Il partit en marchant de travers exprès, pour que l’on voie bien qu’il était en colère. Il devait faire à peu près quatre cents mètres, et, pendant ce temps-là, d’autres 975 le dépassèrent, presque vides. Quand il atteignit enfin la boutique verte, dix mètres avant l’arrêt, il déboucha, juste devant lui d’une porte cochère, sept jeunes curés et douze enfants des écoles qui portaient des oriflammes idolâtriques et des rubans de couleurs. Ils se rangèrent autour de l’arrêt et les curés mirent deux lance-hosties en batterie, pour ôter aux passants l’envie d’attendre le 975. Amadis Dudu cherchait à se rappeler le mot de passe, mais des tas d’années s’étaient écoulées depuis le catéchisme, et il ne put retrouver le mot. Il essaya de se rapprocher en marchant à reculons, et reçut dans le dos une hostie enroulée, lancée avec une telle force qu’il eut la respiration coupée et se mit à tousser. Les curés riaient et s’affairaient autour des lance-hosties qui crachaient sans arrêt des projectiles. Il passa deux 975 et les gosses occupèrent presque toutes les places vides. Dans le second il y en avait encore, mais un des curés resta sur la plate-forme et l’empêcha de monter ; et quand il se retourna pour prendre un numéro, six personnes attendaient déjà, et il fut découragé. Il courut alors de toute sa vitesse pour joindre l’arrêt suivant. Loin devant, il apercevait l’arrière du 975 et les gerbes d’étincelles, et il se plaqua au sol, car le curé braquait le lance-hosties dans sa direction. Il entendit l’hostie passer au-dessus de lui en faisant un bruit.

Amadis se releva tout souillé. Il hésitait presque à se rendre à son bureau dans cet état de saleté, mais que dirait l’horloge pointeuse. Il avait mal au couturier droit, et tenta de se planter une épingle dans la joue pour faire passer la douleur ; l’étude de l’acupuncture dans les ouvrages du Dr Bottine de Mourant était un de ses passe-temps ; par malheur, il ne visa pas bien et se guérit d’une néphrite du mollet qu’il n’avait pas encore attrapée, ce qui le retarda.

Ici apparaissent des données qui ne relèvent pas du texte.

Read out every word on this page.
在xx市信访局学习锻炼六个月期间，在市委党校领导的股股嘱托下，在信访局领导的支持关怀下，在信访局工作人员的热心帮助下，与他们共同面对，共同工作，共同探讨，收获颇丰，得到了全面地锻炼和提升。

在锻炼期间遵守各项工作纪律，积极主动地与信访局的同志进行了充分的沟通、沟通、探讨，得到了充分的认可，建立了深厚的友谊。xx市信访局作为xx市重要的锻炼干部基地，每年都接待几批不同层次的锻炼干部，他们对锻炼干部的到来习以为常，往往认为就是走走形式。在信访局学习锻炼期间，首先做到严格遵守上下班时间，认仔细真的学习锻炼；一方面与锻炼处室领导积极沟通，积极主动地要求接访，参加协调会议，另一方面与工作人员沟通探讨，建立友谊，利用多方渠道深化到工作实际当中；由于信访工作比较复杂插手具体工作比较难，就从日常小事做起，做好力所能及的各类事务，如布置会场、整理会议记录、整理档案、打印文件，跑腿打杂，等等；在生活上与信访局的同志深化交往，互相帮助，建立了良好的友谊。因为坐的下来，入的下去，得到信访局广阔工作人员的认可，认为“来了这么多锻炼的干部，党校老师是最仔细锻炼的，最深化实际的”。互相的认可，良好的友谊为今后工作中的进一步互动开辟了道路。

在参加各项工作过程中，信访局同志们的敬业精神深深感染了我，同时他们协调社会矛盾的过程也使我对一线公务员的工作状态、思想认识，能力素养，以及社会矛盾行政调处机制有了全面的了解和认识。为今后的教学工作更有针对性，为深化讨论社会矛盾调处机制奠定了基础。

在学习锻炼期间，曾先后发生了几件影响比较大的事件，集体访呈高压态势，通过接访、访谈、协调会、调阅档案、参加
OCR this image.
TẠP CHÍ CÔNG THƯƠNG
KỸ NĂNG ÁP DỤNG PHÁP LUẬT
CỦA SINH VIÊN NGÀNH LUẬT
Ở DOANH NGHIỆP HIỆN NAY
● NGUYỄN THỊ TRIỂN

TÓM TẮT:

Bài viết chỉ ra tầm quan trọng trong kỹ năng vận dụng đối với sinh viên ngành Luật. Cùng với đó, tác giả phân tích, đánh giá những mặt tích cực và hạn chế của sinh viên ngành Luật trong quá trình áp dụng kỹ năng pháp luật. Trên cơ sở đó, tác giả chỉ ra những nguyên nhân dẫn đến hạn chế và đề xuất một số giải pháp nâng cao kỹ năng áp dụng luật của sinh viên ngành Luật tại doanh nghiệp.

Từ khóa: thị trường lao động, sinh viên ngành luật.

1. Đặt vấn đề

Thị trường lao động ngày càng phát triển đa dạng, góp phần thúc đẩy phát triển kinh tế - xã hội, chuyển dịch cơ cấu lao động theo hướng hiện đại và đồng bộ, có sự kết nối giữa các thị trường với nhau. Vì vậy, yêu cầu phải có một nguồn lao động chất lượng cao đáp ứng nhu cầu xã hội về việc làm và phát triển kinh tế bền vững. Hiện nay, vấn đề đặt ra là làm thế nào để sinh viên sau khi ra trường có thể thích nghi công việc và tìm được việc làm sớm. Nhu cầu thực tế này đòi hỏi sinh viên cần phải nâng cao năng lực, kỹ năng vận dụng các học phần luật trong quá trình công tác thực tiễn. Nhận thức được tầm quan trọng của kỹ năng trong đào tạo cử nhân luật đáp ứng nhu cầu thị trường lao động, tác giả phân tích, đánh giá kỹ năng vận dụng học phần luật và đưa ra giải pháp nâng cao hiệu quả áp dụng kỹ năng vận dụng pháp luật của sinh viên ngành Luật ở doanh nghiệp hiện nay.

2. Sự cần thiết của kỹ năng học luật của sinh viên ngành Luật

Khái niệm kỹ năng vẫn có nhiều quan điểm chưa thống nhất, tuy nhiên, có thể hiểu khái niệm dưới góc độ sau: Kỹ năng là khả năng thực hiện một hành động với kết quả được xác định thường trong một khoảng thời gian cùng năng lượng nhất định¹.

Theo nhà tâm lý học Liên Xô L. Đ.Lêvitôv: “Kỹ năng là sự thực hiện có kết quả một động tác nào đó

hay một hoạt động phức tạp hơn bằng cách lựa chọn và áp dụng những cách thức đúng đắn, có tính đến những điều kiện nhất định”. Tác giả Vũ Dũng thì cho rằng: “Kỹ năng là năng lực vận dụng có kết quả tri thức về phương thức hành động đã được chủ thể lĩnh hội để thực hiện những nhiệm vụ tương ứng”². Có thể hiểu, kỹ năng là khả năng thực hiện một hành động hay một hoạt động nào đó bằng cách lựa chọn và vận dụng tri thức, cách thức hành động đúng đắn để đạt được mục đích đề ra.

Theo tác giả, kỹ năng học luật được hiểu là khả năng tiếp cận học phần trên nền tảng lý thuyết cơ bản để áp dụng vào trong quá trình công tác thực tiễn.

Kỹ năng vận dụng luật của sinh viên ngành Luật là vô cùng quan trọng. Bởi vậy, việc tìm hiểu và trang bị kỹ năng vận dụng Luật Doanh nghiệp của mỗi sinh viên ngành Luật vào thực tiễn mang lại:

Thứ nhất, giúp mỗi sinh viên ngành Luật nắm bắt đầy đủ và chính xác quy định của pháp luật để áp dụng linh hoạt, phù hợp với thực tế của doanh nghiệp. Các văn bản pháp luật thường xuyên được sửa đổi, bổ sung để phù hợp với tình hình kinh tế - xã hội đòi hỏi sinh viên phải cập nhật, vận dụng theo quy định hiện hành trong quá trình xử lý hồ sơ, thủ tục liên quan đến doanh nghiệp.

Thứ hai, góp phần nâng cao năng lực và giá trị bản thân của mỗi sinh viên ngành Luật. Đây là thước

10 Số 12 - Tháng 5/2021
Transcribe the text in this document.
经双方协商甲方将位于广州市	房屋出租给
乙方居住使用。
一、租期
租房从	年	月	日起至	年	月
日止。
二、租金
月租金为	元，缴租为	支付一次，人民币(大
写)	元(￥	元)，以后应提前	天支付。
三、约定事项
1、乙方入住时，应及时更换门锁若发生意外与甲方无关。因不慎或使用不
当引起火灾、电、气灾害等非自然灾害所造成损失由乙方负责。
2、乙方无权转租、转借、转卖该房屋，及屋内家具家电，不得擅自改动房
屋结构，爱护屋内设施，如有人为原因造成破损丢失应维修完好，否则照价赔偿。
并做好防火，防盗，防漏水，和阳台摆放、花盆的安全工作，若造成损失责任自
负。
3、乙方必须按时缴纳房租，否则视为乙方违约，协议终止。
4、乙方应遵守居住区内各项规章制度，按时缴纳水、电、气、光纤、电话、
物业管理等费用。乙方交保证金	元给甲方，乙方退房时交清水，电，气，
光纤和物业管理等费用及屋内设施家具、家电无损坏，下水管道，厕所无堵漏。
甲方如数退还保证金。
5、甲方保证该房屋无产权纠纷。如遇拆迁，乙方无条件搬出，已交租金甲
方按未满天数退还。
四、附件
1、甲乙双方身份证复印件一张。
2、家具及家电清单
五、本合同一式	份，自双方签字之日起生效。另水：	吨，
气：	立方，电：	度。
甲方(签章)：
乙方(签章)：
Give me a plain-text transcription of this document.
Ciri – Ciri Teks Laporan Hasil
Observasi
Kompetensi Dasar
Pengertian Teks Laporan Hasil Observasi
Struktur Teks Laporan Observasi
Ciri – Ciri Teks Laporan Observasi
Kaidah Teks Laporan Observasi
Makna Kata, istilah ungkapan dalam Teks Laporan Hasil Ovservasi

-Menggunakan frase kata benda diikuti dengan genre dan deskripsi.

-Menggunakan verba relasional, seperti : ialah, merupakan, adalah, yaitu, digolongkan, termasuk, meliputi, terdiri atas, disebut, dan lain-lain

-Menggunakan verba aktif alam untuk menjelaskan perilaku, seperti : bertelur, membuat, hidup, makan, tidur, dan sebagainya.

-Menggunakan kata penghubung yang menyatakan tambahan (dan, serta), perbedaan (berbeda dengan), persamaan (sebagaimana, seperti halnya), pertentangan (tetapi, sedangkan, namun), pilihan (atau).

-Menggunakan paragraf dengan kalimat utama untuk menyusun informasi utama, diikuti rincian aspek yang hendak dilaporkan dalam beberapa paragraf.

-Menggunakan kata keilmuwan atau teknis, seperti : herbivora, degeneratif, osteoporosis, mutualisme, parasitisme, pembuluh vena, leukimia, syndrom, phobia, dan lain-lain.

Quand il parvint à l’arrêt d’après, il y avait encore plein de gens, et ils formaient un mur hostile autour de la boîte à numéros.

Amadis Dudu resta à distance respectueuse et profita de ce moment de tranquillité pour tenter de raisonner posément :

— D’une part, s’il avançait encore d’un arrêt, ce ne serait plus la peine de prendre l’autobus, car il serait tellement en retard que.

— D’autre part, s’il reculait, il recommencerait à trouver des curés.

— De troisième part, il voulait prendre l’autobus.

Il ricana très fort, car, pour ne rien brusquer il avait, exprès, omis de faire un raisonnement logique, et reprit sa route vers l’arrêt suivant. Il allait encore plus de travers qu’avant, et il était évident que sa colère n’avait que crû.

Le 975 lui ronfla à l’oreille au moment où il atteignait presque le poteau, où personne n’attendait, et il leva le bras, mais trop tard ; le conducteur ne le vit point et dépassa la pancarte métallique en appuyant joyeusement sur sa petite pédale à vitesse.

— Oh ! merde ! dit Amadis Dudu.

— C’est vrai, appuya un monsieur qui arrivait derrière lui.

— Vous croyez qu’ils ne le font pas exprès ! continua Amadis indigné.

— Ah ! Ah ! dit l’homme. Ils le feraient exprès ?

— J’en suis persuadé ! dit Amadis.

— Du fond du cœur ? demanda le monsieur.

— En mon âme et conscience.

— Et vous en jureriez ?

— Peste boufre ! Certes ! dit Amadis. Foutre d’âne ! Oui, que j’en jurerais. Et, merde, maintenant !

— Jurez voir ? dit le monsieur.

— Je jure ! dit Amadis, et il cracha dans la main du monsieur qui venait de l’avancer vers ses lèvres.

— Cochon ! lui dit le monsieur. Vous avez dit du mal du conducteur du 975. Je vous dresse une contravention.

— Ah, oui ? dit Amadis.

La moutarde ne faisait pas de vieux os sous ses pieds.

— Je suis assermenté, dit l’homme, et il ramena en avant la visière de sa casquette retournée jusqu’ici. C’était un inspecteur de 975.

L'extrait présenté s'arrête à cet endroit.